Pinterest (PINS, $33.33) is the unicorn 2019 IPO that few people expected to do well. But it gained 28% on April 18, its first day of trading. Since then, it has shot another 43% higher.
The big reason investors should have known the social media disruptor would be an IPO success had everything to do with its financial situation. Yes, it recorded a $74.7 million loss last year on revenues of $755.9 million, but it’s not torching its cash. As of the end of December, it had $627.8 million in cash and marketable securities – 11.8% less than a year earlier. It would have taken Pinterest almost eight years to burn through that much. Plus, the IPO helped lift its cash and marketable securities to $1.8 billion as of the second quarter.
In the meantime, analysts are starting to realize that the social media site dedicated to pictures rather than words, is going to get to profitability much more quickly than a lot of the big-name IPOs in 2019 such as Uber Technologies (UBER) and Lyft Inc. (LYFT).
Deutsche Bank analysts upgraded PINS from Hold to Buy on Aug. 2, with a price target of $40. They said their stance reflects “a meaningful increase to estimates and more confidence the company can scale its ad business – in the US and internationally – faster than expected.”
The exciting part about Pinterest is that while it has almost three times as many international monthly active users (MAUs) as U.S. MAUs, it currently makes just one-third the average revenue from those international users as it does those in the U.S. Once it monetizes those international users, profits should follow.
Market value: $4.6 billion
Worldwide spending on customer experience (CX) technology is expected to grow by 8.2% annually between 2018 and 2022, reaching $641 billion, according to IDC estimates.

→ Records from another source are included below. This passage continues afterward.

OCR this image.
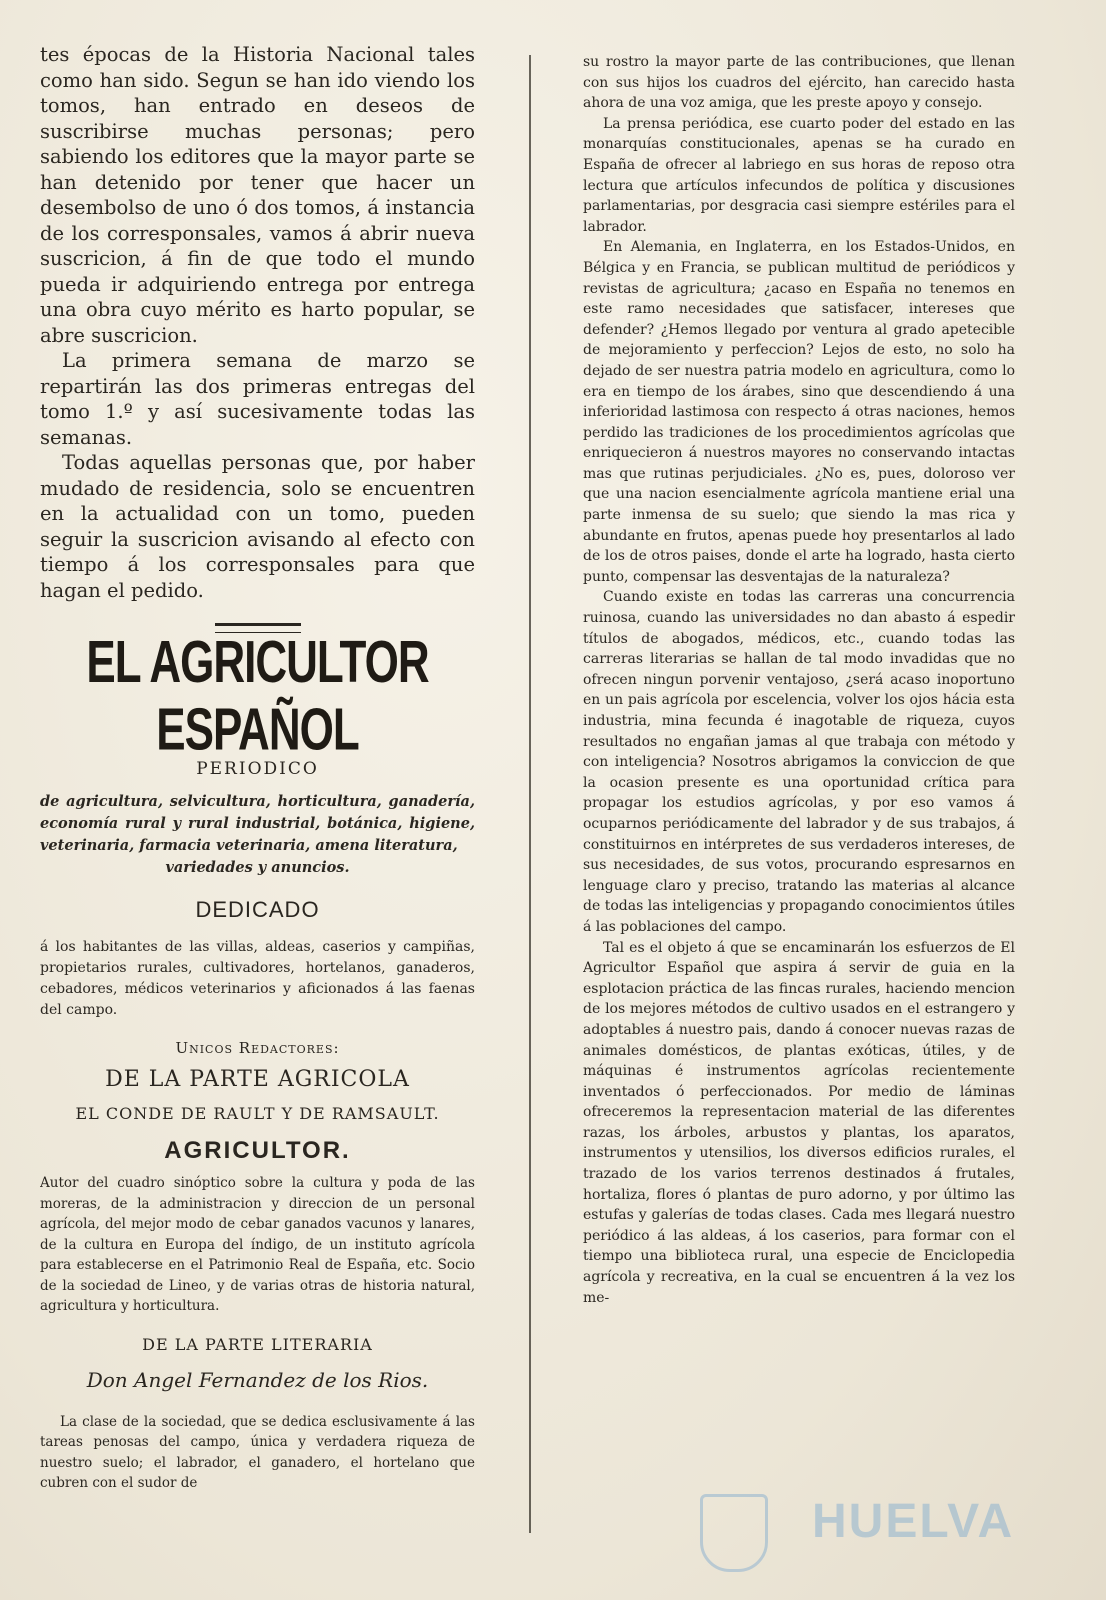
tes épocas de la Historia Nacional tales como han sido. Segun se han ido viendo los tomos, han entrado en deseos de suscribirse muchas personas; pero sabiendo los editores que la mayor parte se han detenido por tener que hacer un desembolso de uno ó dos tomos, á instancia de los corresponsales, vamos á abrir nueva suscricion, á fin de que todo el mundo pueda ir adquiriendo entrega por entrega una obra cuyo mérito es harto popular, se abre suscricion.

La primera semana de marzo se repartirán las dos primeras entregas del tomo 1.º y así sucesivamente todas las semanas.

Todas aquellas personas que, por haber mudado de residencia, solo se encuentren en la actualidad con un tomo, pueden seguir la suscricion avisando al efecto con tiempo á los corresponsales para que hagan el pedido.

EL AGRICULTOR ESPAÑOL
PERIODICO
de agricultura, selvicultura, horticultura, ganadería, economía rural y rural industrial, botánica, higiene, veterinaria, farmacia veterinaria, amena literatura,
variedades y anuncios.
DEDICADO
á los habitantes de las villas, aldeas, caserios y campiñas, propietarios rurales, cultivadores, hortelanos, ganaderos, cebadores, médicos veterinarios y aficionados á las faenas del campo.
Unicos Redactores:
DE LA PARTE AGRICOLA
EL CONDE DE RAULT Y DE RAMSAULT.
AGRICULTOR.
Autor del cuadro sinóptico sobre la cultura y poda de las moreras, de la administracion y direccion de un personal agrícola, del mejor modo de cebar ganados vacunos y lanares, de la cultura en Europa del índigo, de un instituto agrícola para establecerse en el Patrimonio Real de España, etc. Socio de la sociedad de Lineo, y de varias otras de historia natural, agricultura y horticultura.
DE LA PARTE LITERARIA
Don Angel Fernandez de los Rios.

La clase de la sociedad, que se dedica esclusivamente á las tareas penosas del campo, única y verdadera riqueza de nuestro suelo; el labrador, el ganadero, el hortelano que cubren con el sudor de

su rostro la mayor parte de las contribuciones, que llenan con sus hijos los cuadros del ejército, han carecido hasta ahora de una voz amiga, que les preste apoyo y consejo.

La prensa periódica, ese cuarto poder del estado en las monarquías constitucionales, apenas se ha curado en España de ofrecer al labriego en sus horas de reposo otra lectura que artículos infecundos de política y discusiones parlamentarias, por desgracia casi siempre estériles para el labrador.

En Alemania, en Inglaterra, en los Estados-Unidos, en Bélgica y en Francia, se publican multitud de periódicos y revistas de agricultura; ¿acaso en España no tenemos en este ramo necesidades que satisfacer, intereses que defender? ¿Hemos llegado por ventura al grado apetecible de mejoramiento y perfeccion? Lejos de esto, no solo ha dejado de ser nuestra patria modelo en agricultura, como lo era en tiempo de los árabes, sino que descendiendo á una inferioridad lastimosa con respecto á otras naciones, hemos perdido las tradiciones de los procedimientos agrícolas que enriquecieron á nuestros mayores no conservando intactas mas que rutinas perjudiciales. ¿No es, pues, doloroso ver que una nacion esencialmente agrícola mantiene erial una parte inmensa de su suelo; que siendo la mas rica y abundante en frutos, apenas puede hoy presentarlos al lado de los de otros paises, donde el arte ha logrado, hasta cierto punto, compensar las desventajas de la naturaleza?

Cuando existe en todas las carreras una concurrencia ruinosa, cuando las universidades no dan abasto á espedir títulos de abogados, médicos, etc., cuando todas las carreras literarias se hallan de tal modo invadidas que no ofrecen ningun porvenir ventajoso, ¿será acaso inoportuno en un pais agrícola por escelencia, volver los ojos hácia esta industria, mina fecunda é inagotable de riqueza, cuyos resultados no engañan jamas al que trabaja con método y con inteligencia? Nosotros abrigamos la conviccion de que la ocasion presente es una oportunidad crítica para propagar los estudios agrícolas, y por eso vamos á ocuparnos periódicamente del labrador y de sus trabajos, á constituirnos en intérpretes de sus verdaderos intereses, de sus necesidades, de sus votos, procurando espresarnos en lenguage claro y preciso, tratando las materias al alcance de todas las inteligencias y propagando conocimientos útiles á las poblaciones del campo.

Tal es el objeto á que se encaminarán los esfuerzos de El Agricultor Español que aspira á servir de guia en la esplotacion práctica de las fincas rurales, haciendo mencion de los mejores métodos de cultivo usados en el estrangero y adoptables á nuestro pais, dando á conocer nuevas razas de animales domésticos, de plantas exóticas, útiles, y de máquinas é instrumentos agrícolas recientemente inventados ó perfeccionados. Por medio de láminas ofreceremos la representacion material de las diferentes razas, los árboles, arbustos y plantas, los aparatos, instrumentos y utensilios, los diversos edificios rurales, el trazado de los varios terrenos destinados á frutales, hortaliza, flores ó plantas de puro adorno, y por último las estufas y galerías de todas clases. Cada mes llegará nuestro periódico á las aldeas, á los caserios, para formar con el tiempo una biblioteca rural, una especie de Enciclopedia agrícola y recreativa, en la cual se encuentren á la vez los me-

HUELVA
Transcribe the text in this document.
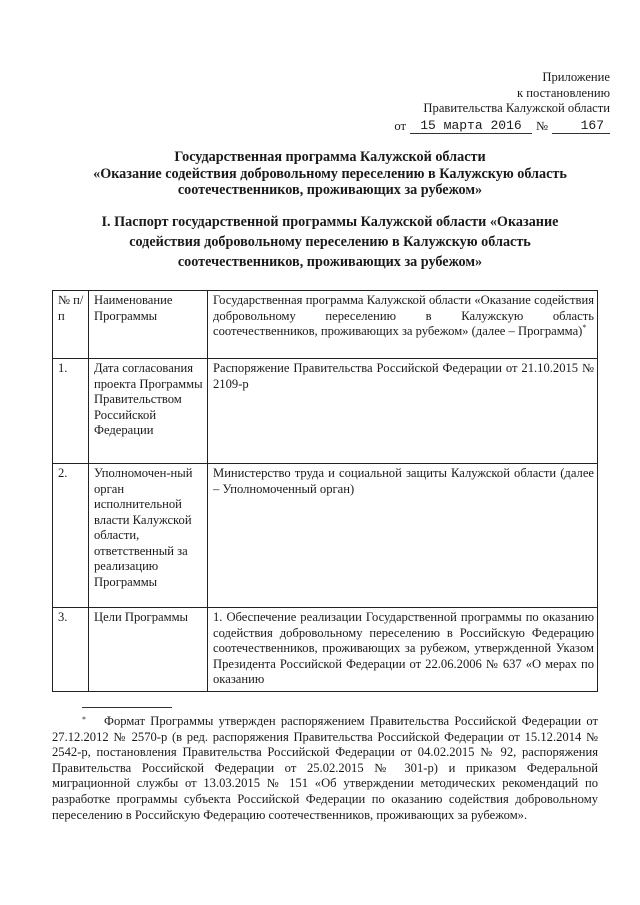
Приложение
к постановлению
Правительства Калужской области
от	15 марта 2016	№	167
Государственная программа Калужской области
«Оказание содействия добровольному переселению в Калужскую область
соотечественников, проживающих за рубежом»
I. Паспорт государственной программы Калужской области «Оказание
содействия добровольному переселению в Калужскую область
соотечественников, проживающих за рубежом»
№ п/п	Наименование Программы	Государственная программа Калужской области «Оказание содействия добровольному переселению в Калужскую область соотечественников, проживающих за рубежом» (далее – Программа)*
1.	Дата согласования проекта Программы Правительством Российской Федерации	Распоряжение Правительства Российской Федерации от 21.10.2015 № 2109-р
2.	Уполномочен-ный орган исполнительной власти Калужской области, ответственный за реализацию Программы	Министерство труда и социальной защиты Калужской области (далее – Уполномоченный орган)
3.	Цели Программы	1. Обеспечение реализации Государственной программы по оказанию содействия добровольному переселению в Российскую Федерацию соотечественников, проживающих за рубежом, утвержденной Указом Президента Российской Федерации от 22.06.2006 № 637 «О мерах по оказанию
*	Формат Программы утвержден распоряжением Правительства Российской Федерации от 27.12.2012 № 2570-р (в ред. распоряжения Правительства Российской Федерации от 15.12.2014 № 2542-р, постановления Правительства Российской Федерации от 04.02.2015 № 92, распоряжения Правительства Российской Федерации от 25.02.2015 № 301-р) и приказом Федеральной миграционной службы от 13.03.2015 № 151 «Об утверждении методических рекомендаций по разработке программы субъекта Российской Федерации по оказанию содействия добровольному переселению в Российскую Федерацию соотечественников, проживающих за рубежом».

Enter Medallia (MDLA, $37.68), which went public just more than a month ago (July 18) at $21 per share – well above its expected range of $16 to $18.
The company’s Medallia Experience Cloud is a SaaS (software-as-a-service) platform that helps companies understand and manage the customer experience better. Using proprietary artificial intelligence, Medallia’s platform analyzes data across human, digital, and internet of things (IoT) interactions to generate personalized and predictive insights that generate tangible results.
The company’s platform analyzes more than 4.9 billion “experiences” each year, performing an average of 8 trillion calculations every day to help company make business decisions. The Medallia platform encompasses all four areas of experience management: customer experience, business experience, employee experience and product experience.
The opportunity? Very few companies are good at providing an excellent customer experience. Even fewer are capable of analyzing the data behind the customer experience to understand why the customer was disappointed.
Medallia’s 565 customers are up from 469 a year ago. Approximately 79% of its revenue is from the sale of subscriptions, with the rest from professional services. In its fiscal 2019 that ended in January, it generated $313.6 million in revenue, up from $261.2 million a year earlier. It lost $82.2 million from operations, however – a 17% wider loss than in fiscal 2018.
This isn’t uncommon for newly public companies, and its losses could get even deeper before they get better. That’s the risk with these types of companies; it’s difficult to gauge if and when that pivot toward profitability will actually happen.
But Medallia has a chance to be a disruptor and has plenty of market to grow into: The company estimates the four areas of experience management to have a total addressable market of $68 billion.